Fig. 9 shows a modification to the connector of Fig.s 7 and 8 for use with plain rectangular spacer bar. In this case the side walls 43 and 44 diverge outwardly from the cross-web 41. Thus, as the connector is pushed into the spacer bar the limbs 43 and 44 are deflected inwardly towards a parallel configuration forming an interference connection with the spacer bar. The plastics connector of Fig.s 1 to 5 and 6 could be similarly modified for use with plain rectangular spacer bar.
In the case of the form of spacer known as T-bar (which is generally of T-shaped transverse section), provided there are suitable sloping shoulders, the form of connector shown in Fig.s 1 to 5, 6, or 7 and 8 could be used, but if these are not present a connector (plastics or metal) with divergent limbs could be used.
Metal corner keys can be formed using the same principles as the connectors of Fig.s 7 to 9.

Claims

A connector for joining hollow spacer sections in glazing panels, in which the connector comprises a plug-in portion for insertion into an end of the section,
characterised in that the plug-in portion includes at least one resiliently deformable limb (12, 13) which extends substantially parallel to the direction of insertion of the plug-in portion and is arranged to cooperate with the wall of the section such as to be deformed inwardly thereby and provide an interference action which retains, or assists in retaining, the plug-in portion within the section.
A connector according to Claim 1, in which said deformable limb (12, 13) is connected to the remainder of the plug-in portion along a root region of the limb which extends generally parallel to said direction of insertion.
A connector according to Claim 1 or 2, which comprises a pair of such resiliently deformable limbs (12, 13) which are arranged to co-operate with opposed walls of the spacer section.

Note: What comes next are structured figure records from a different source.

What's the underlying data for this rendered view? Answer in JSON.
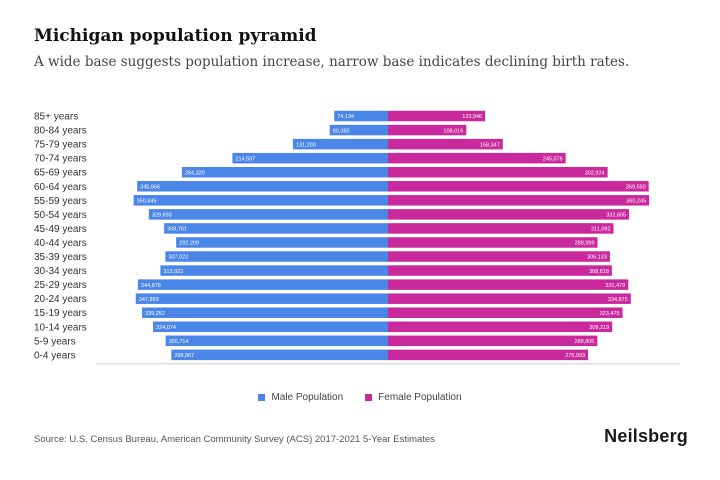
{
  "title": "Michigan population pyramid",
  "subtitle": "A wide base suggests population increase, narrow base indicates declining birth rates.",
  "source": "Source: U.S. Census Bureau, American Community Survey (ACS) 2017-2021 5-Year Estimates",
  "brand": "Neilsberg",
  "colors": {
    "male": "#4a86e8",
    "female": "#c9299d"
  },
  "chart_data": {
    "type": "bar",
    "orientation": "horizontal-pyramid",
    "title": "Michigan population pyramid",
    "categories": [
      "85+ years",
      "80-84 years",
      "75-79 years",
      "70-74 years",
      "65-69 years",
      "60-64 years",
      "55-59 years",
      "50-54 years",
      "45-49 years",
      "40-44 years",
      "35-39 years",
      "30-34 years",
      "25-29 years",
      "20-24 years",
      "15-19 years",
      "10-14 years",
      "5-9 years",
      "0-4 years"
    ],
    "series": [
      {
        "name": "Male Population",
        "values": [
          74134,
          80360,
          131200,
          214587,
          284320,
          345966,
          350845,
          329893,
          308761,
          292209,
          307022,
          313922,
          344878,
          347899,
          339252,
          324074,
          306714,
          298867
        ],
        "labels": [
          "74,134",
          "80,360",
          "131,200",
          "214,587",
          "284,320",
          "345,966",
          "350,845",
          "329,893",
          "308,761",
          "292,209",
          "307,022",
          "313,922",
          "344,878",
          "347,899",
          "339,252",
          "324,074",
          "306,714",
          "298,867"
        ]
      },
      {
        "name": "Female Population",
        "values": [
          133946,
          108016,
          158347,
          245076,
          302924,
          359550,
          360245,
          332605,
          311092,
          288999,
          306133,
          308818,
          331479,
          334875,
          323475,
          309219,
          288805,
          275993
        ],
        "labels": [
          "133,946",
          "108,016",
          "158,347",
          "245,076",
          "302,924",
          "359,550",
          "360,245",
          "332,605",
          "311,092",
          "288,999",
          "306,133",
          "308,818",
          "331,479",
          "334,875",
          "323,475",
          "309,219",
          "288,805",
          "275,993"
        ]
      }
    ],
    "xlim": [
      -400000,
      400000
    ],
    "legend": [
      "Male Population",
      "Female Population"
    ],
    "legend_position": "bottom"
  }
}
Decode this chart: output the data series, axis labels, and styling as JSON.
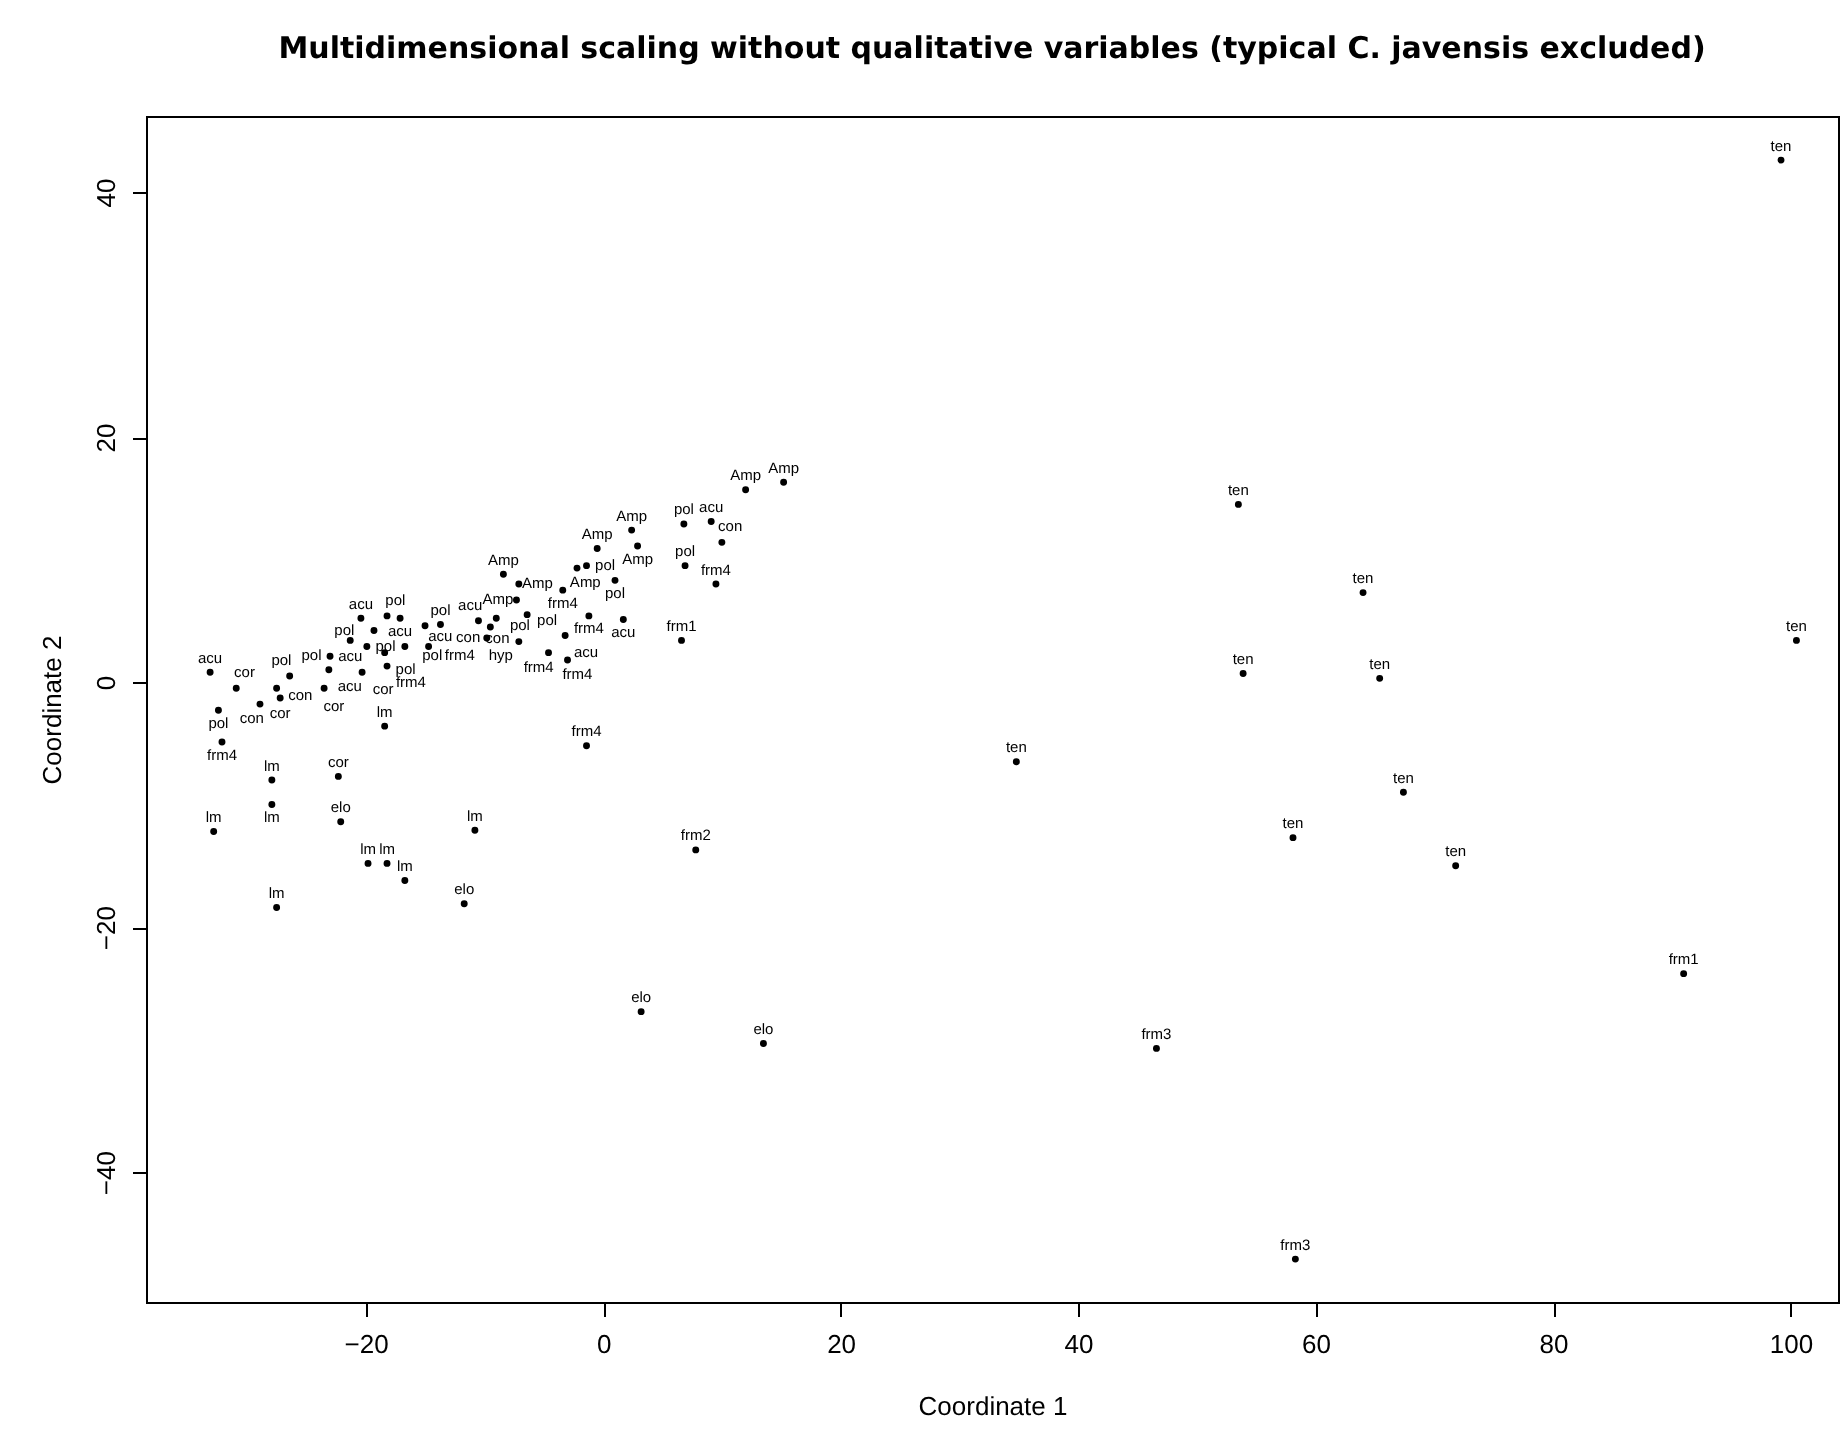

A connector according to Claim 3, in which the said limbs (12, 13) are arranged to co-operate with a pair of opposed mutually convergent wall portions of the spacer section.
A connector according to Claim 4, in which said limbs are provided with inclined interference surfaces (17) for contact with said convergent wall portions of the section.
A connector according to Claim 5, in which said inclined interference surfaces (17) are disposed adjacent to free ends of said limbs.
A connector according to any of Claims 3 to 6, in which said limbs are both connected to a common body portion (11).
A connector according to Claim 7, in which the body portion (11) is in the form of a cross web such that the plug-in portion is substantially of U-shaped transverse cross section.
A connector according to Claim 8, in which the outer surface of the cross web (11) is provided with at least one rib (15, 16) which extends parallel to the direction of insertion of the plug-in portion and is arranged to support the web clear of perforations formed in the wall of the spacer.
A connector according to any preceding Claim, which is moulded of resilient plastics.